Let's ketchup on some alarming tomato news
Any way you slice it, a key crop is threatened by climate change.
(A native of England, Matthew Diebel is a veteran journalist who has worked at NBC News, Time, USA Today and News Corp., among other organizations. Having spent his childhood next to one of the world's fastest bodies of water, he is particularly interested in tidal energy.)
You see them piled in the supermarket. There are cherry tomatoes. Beefsteak tomatoes. Heirloom tomatoes. And more.
But the variety you are most likely to have eaten has a moniker that’s relatively unknown. It’s called the processing tomato, a thick-skinned fruit that is easily transported and used for the production of ketchup, juice, sauce, puree and other packaged tomato products.
And now, due to climate change, it’s under threat, according to a study by an international team in the journal Nature, who predict that production in the main producing countries — the United States, Italy and China, representing 65% of global output — will decrease 6% by 2050 compared with the baseline period of 1980–2009. Additionally, water restrictions and drought are factors that will likely lead to Italy and California being unable to uphold their current processing tomato production numbers.
More alarmingly, when the mathematical model at the heart of the study is expanded, it predicts that the processing tomato yield could be cut in half between 2050 and 2100.

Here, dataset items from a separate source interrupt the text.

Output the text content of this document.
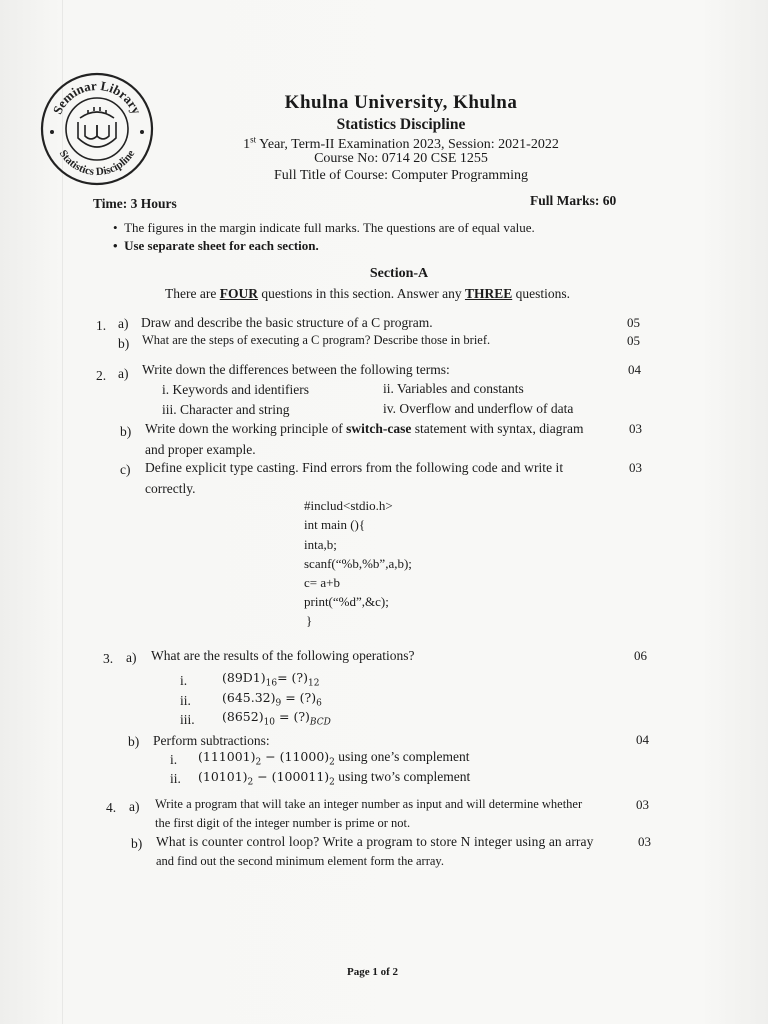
Seminar Library
Statistics Discipline
Khulna University, Khulna
Statistics Discipline
1st Year, Term-II Examination 2023, Session: 2021-2022
Course No: 0714 20 CSE 1255
Full Title of Course: Computer Programming
Time: 3 Hours	Full Marks: 60
•  The figures in the margin indicate full marks. The questions are of equal value.
•  Use separate sheet for each section.
Section-A
There are FOUR questions in this section. Answer any THREE questions.
1. a) Draw and describe the basic structure of a C program.	05
b) What are the steps of executing a C program? Describe those in brief.	05
2. a) Write down the differences between the following terms:	04
i. Keywords and identifiers	ii. Variables and constants
iii. Character and string	iv. Overflow and underflow of data
b) Write down the working principle of switch-case statement with syntax, diagram	03
and proper example.
c) Define explicit type casting. Find errors from the following code and write it	03
correctly.
#includ<stdio.h>
int main (){
inta,b;
scanf(“%b,%b”,a,b);
c= a+b
print(“%d”,&c);
}
3. a) What are the results of the following operations?	06
i.	$(89D1)_{16}=$ $(?)_{12}$
ii. $(645.32)_9$ = $(?)_6$
iii. $(8652)_{10}$ = $(?)_{BCD}$
b) Perform subtractions:	04
i. $(111001)_2 - (11000)_2$ using one’s complement
ii. $(10101)_2 - (100011)_2$ using two’s complement
4. a) Write a program that will take an integer number as input and will determine whether	03
the first digit of the integer number is prime or not.
b) What is counter control loop? Write a program to store N integer using an array	03
and find out the second minimum element form the array.
Page 1 of 2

The decline in California appears to be already under way. As reported by National Geographic, last year’s yield was expected to be about 12 million tons when farmers planted the crops, but as the season went on, expectations lowered to 11.6 million tons and the final yield fell short of that as well, landing at 10.7 million tons.
As to the future, the researchers predict production will move north.
Get ready for the red stuff, Oregon.